Dans ses installations et ses œuvres cinématographiques, Florine Leoni s’attache à explorer les formes d’expressions personnelles ainsi que les comportements interpersonnels en regard des arrangements spatiaux, sociaux, sociétaux et psychologiques.
Ce faisant, elle les exprime par le biais de protocoles expérimentaux et de stratégies artistiques spécifiques, de structures dérobées qui rendent les processus internes visibles, audibles et tangibles.
Dans son travail cinématographique le plus récent « Aysha Kevin Michele » ainsi que dans son projet de long métrage actuel, elle évoque la justification de notre être dans le champ de tension entre les normes sociales et sociétales , ouvrant ainsi des espaces de pensée et d’émotion autour des préoccupations existentielles et socio-politiques. »
L’oeuvre How close we are proposée par Sylvain Baumann et Florine Leoni se dresse, froide et menaçante, au milieu de l’espace d’exposition. Composée de grilles métalliques issues d’une friche industrielle, cette installation tridimensionnelle forme un objet architectural sévère et monotone dont l’opacité relative perturbe le regard et les repères de qui souhaiterait s’y aventurer. La piste sonore diffusée à l’intérieur de cette structure, laissant entendre le bruit de sa propre construction (ou déconstruction), confère à l’ensemble un caractère mouvant, inconfortable. Plaçant le spectateur dans une situation indéfinie, entre intérieur et extérieur, l’œuvre tend à se manifester comme un espace relationnel et de circulation, favorisant la dialectique entre espace mental et physique – conscience individuelle et collective. La rigueur de son matériau ordinaire et son apparente rigidité (sonore ou plastique) convoquent également l’esthétique d’espaces urbains en marge, friches industrielles ou zones grises banalisées et délaissées. Par son caractère anonyme, son état intermédiaire et solitaire, l’installation n’est pas sans rappeler l’hypothétique non-lieu [1] contemporain présenté par Marc Augé.
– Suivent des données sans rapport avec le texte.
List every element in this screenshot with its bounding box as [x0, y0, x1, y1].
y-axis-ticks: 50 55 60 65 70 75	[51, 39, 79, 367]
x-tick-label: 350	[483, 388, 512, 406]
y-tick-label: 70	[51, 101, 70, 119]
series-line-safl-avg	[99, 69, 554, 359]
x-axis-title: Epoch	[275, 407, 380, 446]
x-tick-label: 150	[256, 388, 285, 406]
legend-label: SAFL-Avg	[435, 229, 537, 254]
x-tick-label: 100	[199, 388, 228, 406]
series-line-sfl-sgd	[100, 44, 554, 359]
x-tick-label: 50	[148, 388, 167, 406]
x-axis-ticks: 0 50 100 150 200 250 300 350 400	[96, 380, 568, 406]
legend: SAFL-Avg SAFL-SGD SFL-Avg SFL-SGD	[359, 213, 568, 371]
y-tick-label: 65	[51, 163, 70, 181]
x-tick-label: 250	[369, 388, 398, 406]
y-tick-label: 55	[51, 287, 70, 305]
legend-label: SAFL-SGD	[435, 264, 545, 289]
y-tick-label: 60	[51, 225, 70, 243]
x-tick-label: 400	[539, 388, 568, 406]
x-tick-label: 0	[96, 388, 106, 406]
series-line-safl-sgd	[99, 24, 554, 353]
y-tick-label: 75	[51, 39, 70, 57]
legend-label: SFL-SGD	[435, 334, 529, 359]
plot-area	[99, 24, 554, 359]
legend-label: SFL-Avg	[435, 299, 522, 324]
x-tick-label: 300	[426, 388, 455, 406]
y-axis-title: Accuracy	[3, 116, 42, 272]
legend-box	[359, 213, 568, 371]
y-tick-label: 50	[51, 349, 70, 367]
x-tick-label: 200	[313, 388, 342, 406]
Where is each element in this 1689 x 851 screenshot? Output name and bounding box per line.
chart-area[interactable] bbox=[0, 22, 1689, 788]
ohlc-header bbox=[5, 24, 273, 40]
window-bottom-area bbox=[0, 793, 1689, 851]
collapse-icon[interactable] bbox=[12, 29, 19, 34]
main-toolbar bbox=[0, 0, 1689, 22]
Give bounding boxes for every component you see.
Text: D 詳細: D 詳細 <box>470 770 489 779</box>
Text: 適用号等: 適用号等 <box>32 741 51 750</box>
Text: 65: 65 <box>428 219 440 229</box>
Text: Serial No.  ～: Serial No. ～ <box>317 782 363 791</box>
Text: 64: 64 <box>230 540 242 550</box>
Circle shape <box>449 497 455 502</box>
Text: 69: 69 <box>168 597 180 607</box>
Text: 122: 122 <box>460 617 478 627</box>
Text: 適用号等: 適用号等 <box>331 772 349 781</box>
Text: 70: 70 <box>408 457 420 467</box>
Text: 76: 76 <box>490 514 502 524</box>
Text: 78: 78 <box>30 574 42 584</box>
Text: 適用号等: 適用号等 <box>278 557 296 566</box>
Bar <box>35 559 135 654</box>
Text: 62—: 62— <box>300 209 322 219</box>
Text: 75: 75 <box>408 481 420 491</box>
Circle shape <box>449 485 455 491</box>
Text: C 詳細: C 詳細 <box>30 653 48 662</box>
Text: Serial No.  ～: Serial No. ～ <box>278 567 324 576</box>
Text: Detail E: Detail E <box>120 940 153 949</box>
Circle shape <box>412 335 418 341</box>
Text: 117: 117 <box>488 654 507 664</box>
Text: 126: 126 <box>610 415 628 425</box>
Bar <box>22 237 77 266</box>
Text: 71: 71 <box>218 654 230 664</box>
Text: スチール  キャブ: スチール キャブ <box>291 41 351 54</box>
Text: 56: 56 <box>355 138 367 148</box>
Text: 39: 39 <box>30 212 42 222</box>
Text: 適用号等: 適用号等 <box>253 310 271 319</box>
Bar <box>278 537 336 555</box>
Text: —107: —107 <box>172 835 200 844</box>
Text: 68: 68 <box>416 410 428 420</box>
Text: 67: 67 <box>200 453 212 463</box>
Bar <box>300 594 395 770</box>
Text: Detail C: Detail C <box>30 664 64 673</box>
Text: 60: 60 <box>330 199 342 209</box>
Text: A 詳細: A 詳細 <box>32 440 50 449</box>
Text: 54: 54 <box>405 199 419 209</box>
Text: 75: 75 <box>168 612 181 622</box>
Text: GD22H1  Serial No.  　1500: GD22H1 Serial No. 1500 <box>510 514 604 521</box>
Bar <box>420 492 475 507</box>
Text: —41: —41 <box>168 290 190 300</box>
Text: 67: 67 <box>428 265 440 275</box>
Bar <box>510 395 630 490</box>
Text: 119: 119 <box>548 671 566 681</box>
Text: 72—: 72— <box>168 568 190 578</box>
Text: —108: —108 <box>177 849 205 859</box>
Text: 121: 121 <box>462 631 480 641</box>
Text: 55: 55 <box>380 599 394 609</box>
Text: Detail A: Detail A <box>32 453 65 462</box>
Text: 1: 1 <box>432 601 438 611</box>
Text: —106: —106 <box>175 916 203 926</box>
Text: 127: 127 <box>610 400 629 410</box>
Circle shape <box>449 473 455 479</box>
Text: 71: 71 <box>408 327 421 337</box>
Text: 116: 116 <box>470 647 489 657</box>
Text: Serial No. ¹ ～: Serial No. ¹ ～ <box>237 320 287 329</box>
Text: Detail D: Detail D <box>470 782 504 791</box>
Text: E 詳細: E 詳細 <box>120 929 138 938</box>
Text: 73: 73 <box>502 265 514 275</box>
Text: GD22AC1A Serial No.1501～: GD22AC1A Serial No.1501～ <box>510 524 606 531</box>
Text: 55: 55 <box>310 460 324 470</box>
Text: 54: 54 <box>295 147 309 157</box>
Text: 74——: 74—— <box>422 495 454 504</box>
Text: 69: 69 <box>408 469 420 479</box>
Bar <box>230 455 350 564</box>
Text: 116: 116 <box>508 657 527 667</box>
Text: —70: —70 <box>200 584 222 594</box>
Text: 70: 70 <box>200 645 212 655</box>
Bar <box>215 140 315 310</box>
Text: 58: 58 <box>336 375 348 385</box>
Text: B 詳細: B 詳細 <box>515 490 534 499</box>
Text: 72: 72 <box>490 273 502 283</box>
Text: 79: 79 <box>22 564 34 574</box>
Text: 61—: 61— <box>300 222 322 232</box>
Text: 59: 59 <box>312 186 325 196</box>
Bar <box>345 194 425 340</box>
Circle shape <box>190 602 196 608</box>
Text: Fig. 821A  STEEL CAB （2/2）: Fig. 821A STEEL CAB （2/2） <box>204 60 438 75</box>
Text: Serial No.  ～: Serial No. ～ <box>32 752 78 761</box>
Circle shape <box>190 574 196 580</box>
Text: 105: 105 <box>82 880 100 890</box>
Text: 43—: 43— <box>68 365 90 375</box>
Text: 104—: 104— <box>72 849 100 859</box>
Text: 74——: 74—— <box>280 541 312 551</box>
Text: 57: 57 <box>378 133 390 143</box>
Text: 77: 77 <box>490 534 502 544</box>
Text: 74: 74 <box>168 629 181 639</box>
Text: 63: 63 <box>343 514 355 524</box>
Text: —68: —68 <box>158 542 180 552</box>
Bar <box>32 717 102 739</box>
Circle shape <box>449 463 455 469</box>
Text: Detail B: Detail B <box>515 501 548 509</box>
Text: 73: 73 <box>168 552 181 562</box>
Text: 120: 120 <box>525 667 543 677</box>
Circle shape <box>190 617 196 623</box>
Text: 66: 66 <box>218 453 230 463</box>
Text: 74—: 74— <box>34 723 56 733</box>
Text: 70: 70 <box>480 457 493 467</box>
Dans son ambiguïté le titre How close we are résonne quant à lui comme une énigme : sa polysémie engage à la fois un rapport de proximité et d’humanité (« À quel point nous sommes proches »), mais aussi d’incomplétude (« On y est presque ») voire de danger (« Au bord de… »). Comme le formulent les artistes, « cet assemblage est à l’image d’un sentiment ; celui d’un espace desséché, où la consistance de l’air, de la lumière et des matériaux semble avoir perdue toute convivialité, et où la présence humaine, humide et grasse, ne serait tolérée que de passage ». Invitation à l’introspection et à l’imaginaire, l’œuvre interroge nos rapports sociaux autant qu’elle examine la façon dont nous habitons et pensons les espaces construits.
[1] Marc Augé, Non-lieux, introduction à une anthropologie de la surmodernité, La Librairie du XXIe siècle, Seuil, 1992
Florine Leoni est née en 1980 à Schlieren (Suisse). Elle vit et travaille à Bâle.